Dia desses, num jornal de televisão, foi lida uma notícia da qual fazia parte este trecho: "Os jornais britânicos (,) que gostam de uma fofoca...". Não estranhe a vírgula entre parênteses, caro leitor. Ela está ali justamente porque nosso assunto de hoje será o emprego desse sinal de pontuação em casos como o da frase do telejornal.
Para começar, precisamos relembrar uma velha questão: a diferença entre restringir e generalizar. Quem diz "Não gosto de vinho", por exemplo, afirma que, se é vinho, nada feito. Quem diz "Não gosto de vinho alemão" não diz que não gosta de vinho; diz que não gosta de certo vinho. O adjetivo "alemão" restringe a extensão do substantivo "vinho".
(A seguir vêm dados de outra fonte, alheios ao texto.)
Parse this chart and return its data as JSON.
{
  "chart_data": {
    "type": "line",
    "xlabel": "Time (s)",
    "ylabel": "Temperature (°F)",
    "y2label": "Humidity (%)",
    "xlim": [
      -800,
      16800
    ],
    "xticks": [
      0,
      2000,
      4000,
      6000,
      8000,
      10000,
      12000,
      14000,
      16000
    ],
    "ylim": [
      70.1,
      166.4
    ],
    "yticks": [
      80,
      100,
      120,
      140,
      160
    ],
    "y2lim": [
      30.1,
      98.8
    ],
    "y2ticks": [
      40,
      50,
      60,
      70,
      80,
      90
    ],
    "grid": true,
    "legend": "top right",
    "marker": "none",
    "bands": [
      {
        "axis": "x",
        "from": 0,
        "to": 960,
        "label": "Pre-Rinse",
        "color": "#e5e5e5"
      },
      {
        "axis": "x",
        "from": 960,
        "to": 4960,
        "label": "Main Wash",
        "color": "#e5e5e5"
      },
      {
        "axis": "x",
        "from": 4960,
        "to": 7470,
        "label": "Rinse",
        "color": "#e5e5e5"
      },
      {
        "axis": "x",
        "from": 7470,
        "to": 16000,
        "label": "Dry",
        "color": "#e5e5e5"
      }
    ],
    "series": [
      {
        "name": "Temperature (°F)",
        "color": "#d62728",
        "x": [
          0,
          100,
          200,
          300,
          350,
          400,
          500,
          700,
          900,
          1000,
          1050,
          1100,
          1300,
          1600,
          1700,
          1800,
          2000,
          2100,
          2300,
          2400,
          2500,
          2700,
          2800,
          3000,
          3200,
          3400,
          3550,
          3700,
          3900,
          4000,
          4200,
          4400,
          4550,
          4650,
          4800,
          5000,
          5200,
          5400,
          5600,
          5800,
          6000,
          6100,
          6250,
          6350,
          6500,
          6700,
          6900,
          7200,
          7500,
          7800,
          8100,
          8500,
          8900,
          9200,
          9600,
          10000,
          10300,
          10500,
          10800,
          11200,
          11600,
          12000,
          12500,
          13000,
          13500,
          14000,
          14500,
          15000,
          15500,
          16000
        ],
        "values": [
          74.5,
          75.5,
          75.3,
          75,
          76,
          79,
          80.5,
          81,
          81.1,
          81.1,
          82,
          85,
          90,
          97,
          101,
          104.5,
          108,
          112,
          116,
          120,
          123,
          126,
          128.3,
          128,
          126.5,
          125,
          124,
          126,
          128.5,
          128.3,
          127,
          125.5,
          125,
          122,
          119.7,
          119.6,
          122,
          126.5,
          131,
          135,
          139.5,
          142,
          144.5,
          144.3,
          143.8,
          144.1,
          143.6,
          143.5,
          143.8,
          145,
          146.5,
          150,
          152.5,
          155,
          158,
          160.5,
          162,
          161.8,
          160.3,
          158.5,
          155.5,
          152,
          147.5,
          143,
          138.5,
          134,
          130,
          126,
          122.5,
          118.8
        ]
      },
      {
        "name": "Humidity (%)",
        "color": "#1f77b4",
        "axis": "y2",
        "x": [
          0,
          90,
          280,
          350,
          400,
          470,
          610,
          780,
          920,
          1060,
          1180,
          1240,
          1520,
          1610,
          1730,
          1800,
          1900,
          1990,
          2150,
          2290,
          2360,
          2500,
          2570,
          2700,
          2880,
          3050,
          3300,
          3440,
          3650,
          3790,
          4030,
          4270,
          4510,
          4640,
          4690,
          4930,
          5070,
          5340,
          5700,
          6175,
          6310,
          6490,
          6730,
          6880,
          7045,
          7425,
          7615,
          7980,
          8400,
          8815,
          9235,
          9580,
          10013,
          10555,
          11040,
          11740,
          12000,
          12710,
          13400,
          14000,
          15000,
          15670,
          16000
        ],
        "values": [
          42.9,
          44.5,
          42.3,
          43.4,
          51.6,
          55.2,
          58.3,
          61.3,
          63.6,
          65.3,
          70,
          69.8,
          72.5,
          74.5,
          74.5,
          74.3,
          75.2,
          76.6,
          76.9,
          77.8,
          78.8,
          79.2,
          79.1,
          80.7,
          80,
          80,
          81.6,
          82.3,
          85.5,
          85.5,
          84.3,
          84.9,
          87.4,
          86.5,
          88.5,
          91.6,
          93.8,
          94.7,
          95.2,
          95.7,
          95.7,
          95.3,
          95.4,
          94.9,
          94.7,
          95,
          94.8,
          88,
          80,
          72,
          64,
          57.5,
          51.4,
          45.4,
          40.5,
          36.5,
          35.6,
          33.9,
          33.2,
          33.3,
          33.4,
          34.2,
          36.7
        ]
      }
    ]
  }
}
Agora, volte à frase do telejornal, por favor. Releia-a e analise o papel da oração "que gostam de uma fofoca". Que tal? Você diria que essa oração se refere a todos os jornais britânicos ou que seu papel é justamente o de restringir o universo de jornais britânicos?
Pois é exatamente aí que entra a bendita vírgula. É a presença (ou a ausência) dela o que decide o sentido do texto. Sem a vírgula ("Os jornais britânicos que gostam de uma..."), a oração "que gostam de uma fofoca" assume caráter restritivo: não se fala de todos os jornais britânicos, mas apenas dos que gostam de fofoca.
Note a semelhança que há entre o caso que acabamos de ver e o do vinho. Não há vírgula entre "vinho" e "alemão" em "Não gosto de vinho alemão", justamente porque o papel de "alemão" é restringir o substantivo "vinho".
Se houvesse vírgula antes do "que" ("Os jornais britânicos, que gostam de uma..."), a oração "que gostam de uma fofoca" assumiria caráter generalizador: atribuir-se-ia a todos os jornais britânicos a pecha de fofoqueiros. É claro que não serei eu quem decidirá se deve ou se não deve haver vírgula nesse caso. A decisão depende do sentido, do que se quer dizer.
No caso de um telejornal, não sei se a melhor solução é virgular ou não. Por melhor que seja, a leitura do apresentador pode não ser suficientemente esclarecedora, sobretudo no caso em que se quer restringir, o que exigiria leitura sem pausa entre "britânicos" e "que". A melhor solução talvez seja empregar um adjetivo propriamente dito (e não uma oração que tenha esse caráter). Teríamos algo como "Os sensacionalistas jornais britânicos..." (caso em que a adjetivação teria caráter genérico) ou "Os jornais britânicos sensacionalistas..." (caso em que a adjetivação teria caráter restritivo). Mesmo assim, a má leitura poderia pôr tudo a perder (se o apresentador fizesse uma pausa entre "britânicos" e "sensacionalistas"). Definitivamente, não é nada fácil a vida de apresentadores de telejornais.
Há algum tempo, tratei neste espaço de um caso semelhante, tirado de texto escrito. Alguns leitores e um eminente professor universitário me escreveram para propor a seguinte questão: quando se trata de texto já pronto, a chave da compreensão está na presença (ou na ausência) da vírgula. E quando se escreve um texto? Como se toma a decisão de pôr ou não pôr vírgula antes do bendito pronome relativo "que"? Espero que o texto de hoje tenha esclarecido a questão. É isso.


Pasquale Cipro Neto escreve nesta coluna às quintas-feiras.